Liang Pang
Publications
ActiveMem: Distributed Active Memory for Long-Horizon LLM Reasoning
Memory is essential for enabling large language model (LLM) agents to handle long-horizon reasoning tasks. Existing memory mechanisms are largely centralized, typically organizing retrieved information and interaction history within a single model context. This design imposes a fundamental trade-off: scaling reasoning trajectories risks context overload, whereas aggressive content pruning may result in irreversible information loss. Seeking a better trade-off, we draw inspiration from human cognitive systems, especially the functional complementarity between the prefrontal cortex (executive control) and the hippocampus (memory management), suggesting that such a trade-off need not be inherent, but may instead stem from centralized memory organization. To this end, we propose ActiveMem, a heterogeneous framework that decouples agent memory from the core reasoning process. Specifically, a high-level Planner utilizes distilled semantic gists to execute reasoning, while a lightweight, distributed memory system operates in parallel to actively accumulate and consolidate these gists throughout the task. Experiments on BrowseComp-Plus and GAIA show that ActiveMem achieves state-of-the-art accuracy with significantly reduced overhead, demonstrating the effectiveness of distributed active memory for long-horizon reasoning.
DIVA-GRPO: Enhancing Multimodal Reasoning through Difficulty-Adaptive Variant Advantage
Reinforcement learning (RL) with group relative policy optimization (GRPO) has become a widely adopted approach for enhancing the reasoning capabilities of multimodal large language models (MLLMs). While GRPO enables long-chain reasoning without a critic, it often suffers from sparse rewards on difficult problems and advantage vanishing when group-level rewards are too consistent for overly easy or hard problems. Existing solutions (sample expansion, selective utilization, and indirect reward design) often fail to maintain enough variance in within-group reward distributions to yield clear optimization signals. To address this, we propose DIVA-GRPO, a difficulty-adaptive variant advantage method that adjusts variant difficulty distributions from a global perspective. DIVA-GRPO dynamically assesses problem difficulty, samples variants with appropriate difficulty levels, and calculates advantages across local and global groups using difficulty-weighted and normalized scaling. This alleviates reward sparsity and advantage vanishing while improving training stability. Extensive experiments on six reasoning benchmarks demonstrate that DIVA-GRPO outperforms existing approaches in training efficiency and reasoning performance. Code: https://github.com/Siaaaaaa1/DIVA-GRPO
Circular Reasoning: Understanding Self-Reinforcing Loops in Large Reasoning Models
Despite the success of test-time scaling, Large Reasoning Models (LRMs) frequently encounter repetitive loops that lead to computational waste and inference failure. In this paper, we identify a distinct failure mode termed Circular Reasoning. Unlike traditional model degeneration, this phenomenon manifests as a self-reinforcing trap where generated content acts as a logical premise for its own recurrence, compelling the reiteration of preceding text. To systematically analyze this phenomenon, we introduce LoopBench, a dataset designed to capture two distinct loop typologies: numerical loops and statement loops. Mechanistically, we characterize circular reasoning as a state collapse exhibiting distinct boundaries, where semantic repetition precedes textual repetition. We reveal that reasoning impasses trigger the loop onset, which subsequently persists as an inescapable cycle driven by a self-reinforcing V-shaped attention mechanism. Guided by these findings, we employ the Cumulative Sum (CUSUM) algorithm to capture these precursors for early loop prediction. Experiments across diverse LRMs validate its accuracy and elucidate the stability of long-chain reasoning.

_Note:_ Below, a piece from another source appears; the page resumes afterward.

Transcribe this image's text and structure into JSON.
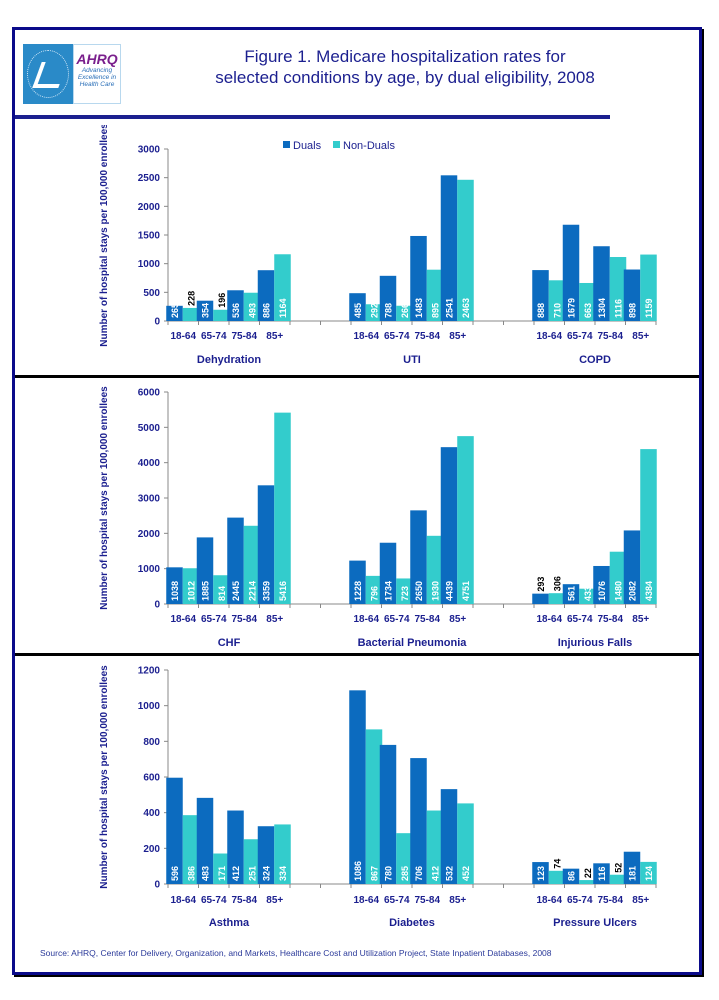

Projecting Out the Malice: A Global Subspace Approach to LLM Detoxification
Large language models (LLMs) exhibit exceptional performance but pose inherent risks of generating toxic content, restricting their safe deployment. While traditional methods (e.g., alignment) adjust output preferences, they fail to eliminate underlying toxic regions in parameters, leaving models vulnerable to adversarial attacks. Prior mechanistic studies characterize toxic regions as "toxic vectors" or "layer-wise subspaces", yet our analysis identifies critical limitations: i) Removed toxic vectors can be reconstructed via linear combinations of non-toxic vectors, demanding targeting of entire toxic subspace; ii) Contrastive objective over limited samples inject noise into layer-wise subspaces, hindering stable extraction. These highlight the challenge of identifying robust toxic subspace and removing them. Therefore, we propose GLOSS (GLobal tOxic Subspace Suppression), a lightweight method that mitigates toxicity by identifying and eliminating this global subspace from FFN parameters. Experiments on LLMs (e.g., Qwen3) show GLOSS achieves SOTA detoxification while preserving general capabilities without requiring large-scale retraining. WARNING: This paper contains context which is toxic in nature.